Dieser Brief enthielt Kunde von Tod, Verlust und einer weiteren Gefahr für Norselund. Einer von vielen, die dieser Tage über seiner Heimat drohten, wie ein erhobenes Richtschwert.
Westmark, Königreich von Stennward
Louanne konnte nicht anders, als dem alten Mann immer wieder verstohlene Blicke zuzuwerfen. Dabei war der Greis, der sich ihnen vor Kurzem angeschlossen hatte, in keiner Weise sonderlich eindrucksvoll. Er war wohl früher einmal hochgewachsen gewesen, wirkte aber durch den mittlerweile stark gekrümmten Rücken nun eher knorrig. Er schien unter dem dunklen Mantel spindeldürr zu sein, und sowohl der struppige, eisgraue Bart, der ihm bis auf die Brust fiel, als auch das Haar wirkte ausgeblichen und leblos. Er trug einen grob geschnitzten Wanderstab, der etwa so lang war wie er selbst, stützte sich aber scheinbar mehr auf seinen vierbeinigen Begleiter als auf das Holz. Dieses Tier war es im Grunde auch, dass Louannes Aufmerksamkeit immer wieder auf sich zog.
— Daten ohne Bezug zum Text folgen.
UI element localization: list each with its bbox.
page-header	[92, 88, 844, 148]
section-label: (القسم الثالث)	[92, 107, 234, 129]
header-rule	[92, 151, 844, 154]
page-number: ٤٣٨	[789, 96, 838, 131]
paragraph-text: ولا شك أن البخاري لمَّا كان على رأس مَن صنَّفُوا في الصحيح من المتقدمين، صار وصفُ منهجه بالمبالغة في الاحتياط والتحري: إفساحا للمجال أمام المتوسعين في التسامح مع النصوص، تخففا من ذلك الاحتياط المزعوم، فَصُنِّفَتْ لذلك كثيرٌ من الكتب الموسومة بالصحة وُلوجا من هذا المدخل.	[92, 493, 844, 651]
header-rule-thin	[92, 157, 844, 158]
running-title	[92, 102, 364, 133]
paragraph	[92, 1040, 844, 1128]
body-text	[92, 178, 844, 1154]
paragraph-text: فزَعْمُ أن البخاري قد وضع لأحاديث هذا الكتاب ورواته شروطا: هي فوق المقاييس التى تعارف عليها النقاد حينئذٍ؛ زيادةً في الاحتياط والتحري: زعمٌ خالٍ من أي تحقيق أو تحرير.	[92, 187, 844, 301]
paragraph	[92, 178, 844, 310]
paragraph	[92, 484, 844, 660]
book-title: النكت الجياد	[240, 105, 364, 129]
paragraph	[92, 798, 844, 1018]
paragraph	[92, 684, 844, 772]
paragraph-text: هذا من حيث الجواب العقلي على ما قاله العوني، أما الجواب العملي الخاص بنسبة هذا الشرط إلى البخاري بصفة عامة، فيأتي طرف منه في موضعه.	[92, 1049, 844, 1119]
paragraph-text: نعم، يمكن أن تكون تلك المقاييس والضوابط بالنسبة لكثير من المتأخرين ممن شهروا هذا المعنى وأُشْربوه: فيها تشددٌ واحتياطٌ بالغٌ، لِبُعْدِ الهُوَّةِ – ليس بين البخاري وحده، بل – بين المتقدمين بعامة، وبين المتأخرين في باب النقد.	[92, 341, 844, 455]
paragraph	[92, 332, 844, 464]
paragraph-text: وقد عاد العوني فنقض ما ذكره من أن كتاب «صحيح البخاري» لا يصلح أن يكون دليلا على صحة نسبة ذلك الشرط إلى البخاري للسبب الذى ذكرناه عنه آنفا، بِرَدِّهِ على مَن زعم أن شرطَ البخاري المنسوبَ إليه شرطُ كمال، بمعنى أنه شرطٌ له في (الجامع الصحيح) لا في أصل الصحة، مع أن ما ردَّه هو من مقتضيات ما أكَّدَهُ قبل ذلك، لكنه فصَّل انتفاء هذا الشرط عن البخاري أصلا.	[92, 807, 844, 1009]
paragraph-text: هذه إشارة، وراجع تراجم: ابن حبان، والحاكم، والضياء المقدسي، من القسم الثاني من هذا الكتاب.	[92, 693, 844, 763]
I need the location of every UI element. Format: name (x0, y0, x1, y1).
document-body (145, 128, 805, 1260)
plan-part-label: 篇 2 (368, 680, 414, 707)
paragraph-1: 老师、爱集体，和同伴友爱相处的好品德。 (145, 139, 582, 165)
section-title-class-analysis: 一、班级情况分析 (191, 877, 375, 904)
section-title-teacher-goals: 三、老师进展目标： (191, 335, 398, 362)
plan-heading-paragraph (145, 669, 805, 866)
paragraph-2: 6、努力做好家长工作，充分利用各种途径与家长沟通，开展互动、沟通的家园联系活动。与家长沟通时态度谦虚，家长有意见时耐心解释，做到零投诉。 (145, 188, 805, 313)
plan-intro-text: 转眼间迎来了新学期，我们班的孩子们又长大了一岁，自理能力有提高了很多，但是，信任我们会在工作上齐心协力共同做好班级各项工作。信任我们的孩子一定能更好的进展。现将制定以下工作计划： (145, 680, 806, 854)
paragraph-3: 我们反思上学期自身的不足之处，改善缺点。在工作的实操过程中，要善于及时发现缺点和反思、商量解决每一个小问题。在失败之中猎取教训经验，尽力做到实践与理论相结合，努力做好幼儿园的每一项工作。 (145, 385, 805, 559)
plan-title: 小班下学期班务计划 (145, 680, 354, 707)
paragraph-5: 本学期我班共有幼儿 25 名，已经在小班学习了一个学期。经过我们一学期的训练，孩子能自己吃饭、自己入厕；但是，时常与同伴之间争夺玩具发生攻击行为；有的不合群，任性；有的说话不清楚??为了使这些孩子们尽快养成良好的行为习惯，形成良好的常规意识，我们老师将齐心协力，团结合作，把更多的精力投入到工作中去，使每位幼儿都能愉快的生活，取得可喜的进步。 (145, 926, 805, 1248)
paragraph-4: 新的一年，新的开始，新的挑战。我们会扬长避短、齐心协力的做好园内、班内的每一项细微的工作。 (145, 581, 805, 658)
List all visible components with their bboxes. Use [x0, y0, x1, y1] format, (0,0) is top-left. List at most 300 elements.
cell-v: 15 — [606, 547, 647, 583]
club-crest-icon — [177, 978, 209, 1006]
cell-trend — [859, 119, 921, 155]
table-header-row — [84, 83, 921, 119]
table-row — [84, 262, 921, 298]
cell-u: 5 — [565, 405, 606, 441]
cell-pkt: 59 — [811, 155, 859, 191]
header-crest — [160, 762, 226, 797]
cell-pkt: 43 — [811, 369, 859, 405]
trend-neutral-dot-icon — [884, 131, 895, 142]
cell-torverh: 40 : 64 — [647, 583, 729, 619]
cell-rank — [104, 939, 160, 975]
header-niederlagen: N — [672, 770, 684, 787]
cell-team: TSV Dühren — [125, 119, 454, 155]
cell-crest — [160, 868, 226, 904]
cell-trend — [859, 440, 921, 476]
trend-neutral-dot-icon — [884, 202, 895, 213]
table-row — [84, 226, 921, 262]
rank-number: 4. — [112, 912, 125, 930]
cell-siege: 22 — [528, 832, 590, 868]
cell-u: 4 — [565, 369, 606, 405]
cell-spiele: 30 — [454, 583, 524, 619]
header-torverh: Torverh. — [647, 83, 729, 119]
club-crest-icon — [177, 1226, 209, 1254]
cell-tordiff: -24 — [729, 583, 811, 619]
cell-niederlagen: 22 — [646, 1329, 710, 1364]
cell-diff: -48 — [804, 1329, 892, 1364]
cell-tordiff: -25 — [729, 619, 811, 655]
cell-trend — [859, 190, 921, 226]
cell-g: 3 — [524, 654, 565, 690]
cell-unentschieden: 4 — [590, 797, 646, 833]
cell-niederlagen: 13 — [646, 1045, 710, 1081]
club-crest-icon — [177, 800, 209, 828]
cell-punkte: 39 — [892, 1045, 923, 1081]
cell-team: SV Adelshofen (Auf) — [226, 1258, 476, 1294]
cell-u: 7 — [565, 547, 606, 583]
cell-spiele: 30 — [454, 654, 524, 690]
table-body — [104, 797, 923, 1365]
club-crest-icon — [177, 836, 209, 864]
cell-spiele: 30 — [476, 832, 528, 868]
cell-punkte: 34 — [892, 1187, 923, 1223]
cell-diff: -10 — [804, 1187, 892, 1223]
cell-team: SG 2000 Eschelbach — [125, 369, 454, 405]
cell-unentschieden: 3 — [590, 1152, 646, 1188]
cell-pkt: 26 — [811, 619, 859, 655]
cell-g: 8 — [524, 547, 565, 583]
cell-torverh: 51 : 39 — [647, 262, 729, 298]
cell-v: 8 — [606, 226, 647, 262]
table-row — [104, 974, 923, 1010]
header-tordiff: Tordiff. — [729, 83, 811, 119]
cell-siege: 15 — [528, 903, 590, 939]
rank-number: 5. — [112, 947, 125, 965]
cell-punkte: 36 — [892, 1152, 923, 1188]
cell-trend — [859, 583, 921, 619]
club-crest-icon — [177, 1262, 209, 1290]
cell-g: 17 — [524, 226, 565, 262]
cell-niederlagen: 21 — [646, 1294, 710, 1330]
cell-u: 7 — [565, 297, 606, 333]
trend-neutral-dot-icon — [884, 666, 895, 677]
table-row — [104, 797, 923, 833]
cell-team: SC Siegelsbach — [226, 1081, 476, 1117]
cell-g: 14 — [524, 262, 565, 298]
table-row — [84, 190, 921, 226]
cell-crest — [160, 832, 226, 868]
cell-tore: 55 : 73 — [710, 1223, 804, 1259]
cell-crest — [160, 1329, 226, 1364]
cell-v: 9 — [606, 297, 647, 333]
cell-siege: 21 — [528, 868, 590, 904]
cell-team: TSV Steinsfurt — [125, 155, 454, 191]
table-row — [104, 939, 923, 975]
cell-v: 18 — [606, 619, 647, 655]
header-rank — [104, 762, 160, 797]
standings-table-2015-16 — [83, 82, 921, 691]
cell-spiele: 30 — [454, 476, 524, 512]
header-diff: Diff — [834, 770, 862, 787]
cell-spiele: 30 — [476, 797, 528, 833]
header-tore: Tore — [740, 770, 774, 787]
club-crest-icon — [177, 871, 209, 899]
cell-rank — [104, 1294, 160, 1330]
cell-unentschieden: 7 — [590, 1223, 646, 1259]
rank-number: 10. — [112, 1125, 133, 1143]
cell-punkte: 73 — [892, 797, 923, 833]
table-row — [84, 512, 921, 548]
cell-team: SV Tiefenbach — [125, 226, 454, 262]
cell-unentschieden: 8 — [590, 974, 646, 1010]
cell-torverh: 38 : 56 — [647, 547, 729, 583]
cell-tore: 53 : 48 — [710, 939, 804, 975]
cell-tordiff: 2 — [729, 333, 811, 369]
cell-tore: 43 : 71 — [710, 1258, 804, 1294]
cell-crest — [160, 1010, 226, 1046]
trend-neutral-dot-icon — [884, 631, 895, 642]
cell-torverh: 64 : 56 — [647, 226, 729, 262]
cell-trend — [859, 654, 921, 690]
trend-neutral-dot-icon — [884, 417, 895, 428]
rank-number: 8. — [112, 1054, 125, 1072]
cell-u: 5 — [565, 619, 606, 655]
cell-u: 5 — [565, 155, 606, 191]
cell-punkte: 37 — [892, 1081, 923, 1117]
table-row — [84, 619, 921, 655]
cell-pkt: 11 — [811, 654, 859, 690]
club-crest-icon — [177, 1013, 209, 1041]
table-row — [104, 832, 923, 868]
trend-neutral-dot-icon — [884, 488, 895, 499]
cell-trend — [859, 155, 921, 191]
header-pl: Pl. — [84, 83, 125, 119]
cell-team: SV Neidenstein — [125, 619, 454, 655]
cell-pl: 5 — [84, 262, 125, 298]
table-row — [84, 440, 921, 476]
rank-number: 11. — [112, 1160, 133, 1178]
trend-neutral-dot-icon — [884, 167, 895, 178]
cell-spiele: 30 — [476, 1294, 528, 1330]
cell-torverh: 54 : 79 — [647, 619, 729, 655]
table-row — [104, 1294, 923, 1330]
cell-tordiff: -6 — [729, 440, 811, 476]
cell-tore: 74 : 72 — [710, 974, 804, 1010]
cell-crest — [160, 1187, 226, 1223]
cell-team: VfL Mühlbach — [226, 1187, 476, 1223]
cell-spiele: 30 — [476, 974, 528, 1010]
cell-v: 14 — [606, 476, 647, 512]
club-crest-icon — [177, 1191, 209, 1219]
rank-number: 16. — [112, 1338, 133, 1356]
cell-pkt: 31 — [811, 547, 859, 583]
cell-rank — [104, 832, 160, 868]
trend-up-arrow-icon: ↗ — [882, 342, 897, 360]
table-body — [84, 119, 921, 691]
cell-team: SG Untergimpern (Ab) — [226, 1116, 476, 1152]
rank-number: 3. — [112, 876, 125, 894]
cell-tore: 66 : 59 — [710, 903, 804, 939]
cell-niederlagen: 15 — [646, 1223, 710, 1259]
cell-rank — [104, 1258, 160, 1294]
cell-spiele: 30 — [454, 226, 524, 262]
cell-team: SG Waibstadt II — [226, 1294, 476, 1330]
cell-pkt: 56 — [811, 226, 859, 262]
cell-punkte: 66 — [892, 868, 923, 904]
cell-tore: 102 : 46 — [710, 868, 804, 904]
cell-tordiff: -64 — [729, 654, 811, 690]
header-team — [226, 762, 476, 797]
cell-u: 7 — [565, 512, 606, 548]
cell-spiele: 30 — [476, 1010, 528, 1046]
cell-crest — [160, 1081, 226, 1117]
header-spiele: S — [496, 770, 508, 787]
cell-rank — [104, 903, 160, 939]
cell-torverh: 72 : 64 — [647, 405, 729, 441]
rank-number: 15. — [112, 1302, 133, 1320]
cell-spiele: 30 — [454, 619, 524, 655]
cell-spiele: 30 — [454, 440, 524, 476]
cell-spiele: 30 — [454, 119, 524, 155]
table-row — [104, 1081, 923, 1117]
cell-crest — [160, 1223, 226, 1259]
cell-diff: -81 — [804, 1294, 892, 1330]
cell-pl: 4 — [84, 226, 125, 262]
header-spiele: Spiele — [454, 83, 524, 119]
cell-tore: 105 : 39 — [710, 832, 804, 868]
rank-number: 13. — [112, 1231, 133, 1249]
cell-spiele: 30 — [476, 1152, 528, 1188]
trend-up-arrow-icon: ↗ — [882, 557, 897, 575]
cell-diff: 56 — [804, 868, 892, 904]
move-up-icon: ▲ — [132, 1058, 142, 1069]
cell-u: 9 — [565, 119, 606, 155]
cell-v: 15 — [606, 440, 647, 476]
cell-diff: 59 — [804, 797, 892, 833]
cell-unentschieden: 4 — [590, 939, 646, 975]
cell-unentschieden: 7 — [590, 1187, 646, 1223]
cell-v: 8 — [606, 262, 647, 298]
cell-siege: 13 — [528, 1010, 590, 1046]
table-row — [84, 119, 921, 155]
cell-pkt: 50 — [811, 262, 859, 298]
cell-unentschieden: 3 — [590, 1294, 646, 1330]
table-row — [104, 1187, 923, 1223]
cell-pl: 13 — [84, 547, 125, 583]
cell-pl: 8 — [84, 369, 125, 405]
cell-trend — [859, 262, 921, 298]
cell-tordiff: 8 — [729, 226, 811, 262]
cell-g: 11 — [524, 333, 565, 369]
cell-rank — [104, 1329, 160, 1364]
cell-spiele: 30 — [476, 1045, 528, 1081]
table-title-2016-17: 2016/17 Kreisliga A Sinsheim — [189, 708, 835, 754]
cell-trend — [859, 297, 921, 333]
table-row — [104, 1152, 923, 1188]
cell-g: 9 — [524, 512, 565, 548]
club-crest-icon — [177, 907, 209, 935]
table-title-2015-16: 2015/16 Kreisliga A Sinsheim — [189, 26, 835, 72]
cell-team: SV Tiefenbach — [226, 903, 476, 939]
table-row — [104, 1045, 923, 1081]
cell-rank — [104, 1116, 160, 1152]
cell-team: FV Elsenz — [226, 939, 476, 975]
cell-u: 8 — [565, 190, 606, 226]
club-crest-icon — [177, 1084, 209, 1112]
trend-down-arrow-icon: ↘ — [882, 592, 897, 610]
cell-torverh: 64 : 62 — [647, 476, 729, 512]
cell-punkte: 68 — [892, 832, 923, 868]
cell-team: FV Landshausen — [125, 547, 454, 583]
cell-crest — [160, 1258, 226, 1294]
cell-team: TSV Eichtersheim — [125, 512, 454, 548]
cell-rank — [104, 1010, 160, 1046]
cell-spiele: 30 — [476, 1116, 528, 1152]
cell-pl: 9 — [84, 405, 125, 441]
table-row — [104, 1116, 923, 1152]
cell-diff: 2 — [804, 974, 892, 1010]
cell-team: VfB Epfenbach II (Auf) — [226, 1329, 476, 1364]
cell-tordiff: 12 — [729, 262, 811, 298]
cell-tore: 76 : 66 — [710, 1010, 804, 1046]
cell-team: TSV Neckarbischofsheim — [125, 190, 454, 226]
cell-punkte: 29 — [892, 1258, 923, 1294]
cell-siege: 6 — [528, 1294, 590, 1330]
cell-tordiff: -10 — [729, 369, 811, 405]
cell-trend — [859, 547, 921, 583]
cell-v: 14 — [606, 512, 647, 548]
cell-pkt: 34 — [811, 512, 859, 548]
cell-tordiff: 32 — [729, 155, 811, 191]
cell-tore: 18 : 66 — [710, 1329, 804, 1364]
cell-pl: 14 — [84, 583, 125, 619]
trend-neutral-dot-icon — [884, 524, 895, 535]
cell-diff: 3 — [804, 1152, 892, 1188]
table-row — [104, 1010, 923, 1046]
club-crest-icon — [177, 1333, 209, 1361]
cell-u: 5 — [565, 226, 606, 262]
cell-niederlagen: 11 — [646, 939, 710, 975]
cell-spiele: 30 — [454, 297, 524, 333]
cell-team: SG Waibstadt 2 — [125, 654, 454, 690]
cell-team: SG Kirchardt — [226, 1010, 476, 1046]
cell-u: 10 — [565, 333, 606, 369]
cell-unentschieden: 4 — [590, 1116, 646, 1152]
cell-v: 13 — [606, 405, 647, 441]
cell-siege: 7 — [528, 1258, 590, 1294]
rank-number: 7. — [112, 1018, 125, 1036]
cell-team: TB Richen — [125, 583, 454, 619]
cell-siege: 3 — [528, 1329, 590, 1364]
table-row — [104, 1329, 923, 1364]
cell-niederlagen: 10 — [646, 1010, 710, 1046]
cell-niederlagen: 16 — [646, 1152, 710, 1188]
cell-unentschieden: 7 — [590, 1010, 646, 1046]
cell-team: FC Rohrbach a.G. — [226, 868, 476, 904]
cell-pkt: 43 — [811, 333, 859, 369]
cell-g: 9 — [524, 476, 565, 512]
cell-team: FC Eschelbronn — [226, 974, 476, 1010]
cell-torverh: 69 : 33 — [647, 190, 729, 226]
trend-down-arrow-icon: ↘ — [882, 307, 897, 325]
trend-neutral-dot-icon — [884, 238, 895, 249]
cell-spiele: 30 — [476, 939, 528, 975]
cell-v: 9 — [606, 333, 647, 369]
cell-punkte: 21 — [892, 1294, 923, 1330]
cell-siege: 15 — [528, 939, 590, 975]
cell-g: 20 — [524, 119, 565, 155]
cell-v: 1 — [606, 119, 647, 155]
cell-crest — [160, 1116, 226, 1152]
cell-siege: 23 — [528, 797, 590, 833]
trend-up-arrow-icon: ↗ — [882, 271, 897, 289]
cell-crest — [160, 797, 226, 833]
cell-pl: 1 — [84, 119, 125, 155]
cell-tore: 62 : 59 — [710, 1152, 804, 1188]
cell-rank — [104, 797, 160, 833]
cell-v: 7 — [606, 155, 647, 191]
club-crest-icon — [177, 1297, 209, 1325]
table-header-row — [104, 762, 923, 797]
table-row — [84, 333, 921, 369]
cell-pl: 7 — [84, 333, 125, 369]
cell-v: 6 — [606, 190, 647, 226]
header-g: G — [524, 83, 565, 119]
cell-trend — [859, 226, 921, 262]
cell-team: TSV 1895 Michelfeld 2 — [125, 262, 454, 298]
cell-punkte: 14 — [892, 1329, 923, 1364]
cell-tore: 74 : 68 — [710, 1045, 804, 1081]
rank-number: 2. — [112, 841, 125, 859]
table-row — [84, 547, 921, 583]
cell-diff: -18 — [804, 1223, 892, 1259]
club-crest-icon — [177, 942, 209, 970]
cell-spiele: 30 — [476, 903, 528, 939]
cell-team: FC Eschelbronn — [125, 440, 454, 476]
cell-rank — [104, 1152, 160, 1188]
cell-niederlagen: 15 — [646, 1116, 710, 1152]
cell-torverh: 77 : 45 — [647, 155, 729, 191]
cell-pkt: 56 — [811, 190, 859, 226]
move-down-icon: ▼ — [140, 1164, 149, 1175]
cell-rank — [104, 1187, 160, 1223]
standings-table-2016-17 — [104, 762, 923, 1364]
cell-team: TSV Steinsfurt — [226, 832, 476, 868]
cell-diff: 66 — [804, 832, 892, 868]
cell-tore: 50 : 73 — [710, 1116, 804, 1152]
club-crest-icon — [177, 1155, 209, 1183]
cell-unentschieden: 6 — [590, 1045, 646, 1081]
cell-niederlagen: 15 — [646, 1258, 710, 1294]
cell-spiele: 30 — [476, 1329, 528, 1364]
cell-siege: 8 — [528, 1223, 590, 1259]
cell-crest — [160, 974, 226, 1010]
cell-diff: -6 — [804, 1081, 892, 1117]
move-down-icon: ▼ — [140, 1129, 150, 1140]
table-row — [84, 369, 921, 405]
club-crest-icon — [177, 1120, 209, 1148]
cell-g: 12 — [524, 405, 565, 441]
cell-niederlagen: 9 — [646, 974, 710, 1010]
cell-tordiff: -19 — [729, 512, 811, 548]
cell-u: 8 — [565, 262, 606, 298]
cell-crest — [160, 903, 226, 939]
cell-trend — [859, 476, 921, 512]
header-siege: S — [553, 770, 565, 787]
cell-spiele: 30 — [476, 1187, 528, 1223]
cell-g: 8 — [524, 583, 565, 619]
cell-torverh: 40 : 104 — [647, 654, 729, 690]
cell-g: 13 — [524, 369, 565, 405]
Mit seinem dichten Fell und den langen, gebogenen Hörnern war die schwarze Ziege das größte Tier seiner Art, dass sie je gesehen hatte. Und es gab reichlich Ziegen im Umland. Es war noch etwas anderes als seine Größe an dem Tier, das sie zugleich faszinierte und mit einem vagen Unbehagen erfüllte, aber sie vermochte nicht zu sagen, was genau dieses Gefühl auslöste. Das Tier stapfte stoisch neben seinem Herrn her und schien sich nicht daran zu stören, dass er sie die meiste Zeit über als Stütze benutzte. Ebenso wenig nahm sie in irgendeiner Form Notiz von Gerard, dem betagten Esel, den ihr Vater führte. Diese Gleichgültigkeit beruhte auf Gegenseitigkeit, wobei das alte Lasttier zwar noch immer kräftig und wohlgenährt, aber halbblind und fast völlig taub war. Ihm war im Grunde alles gleichgültig, solange er sein Futter bekam.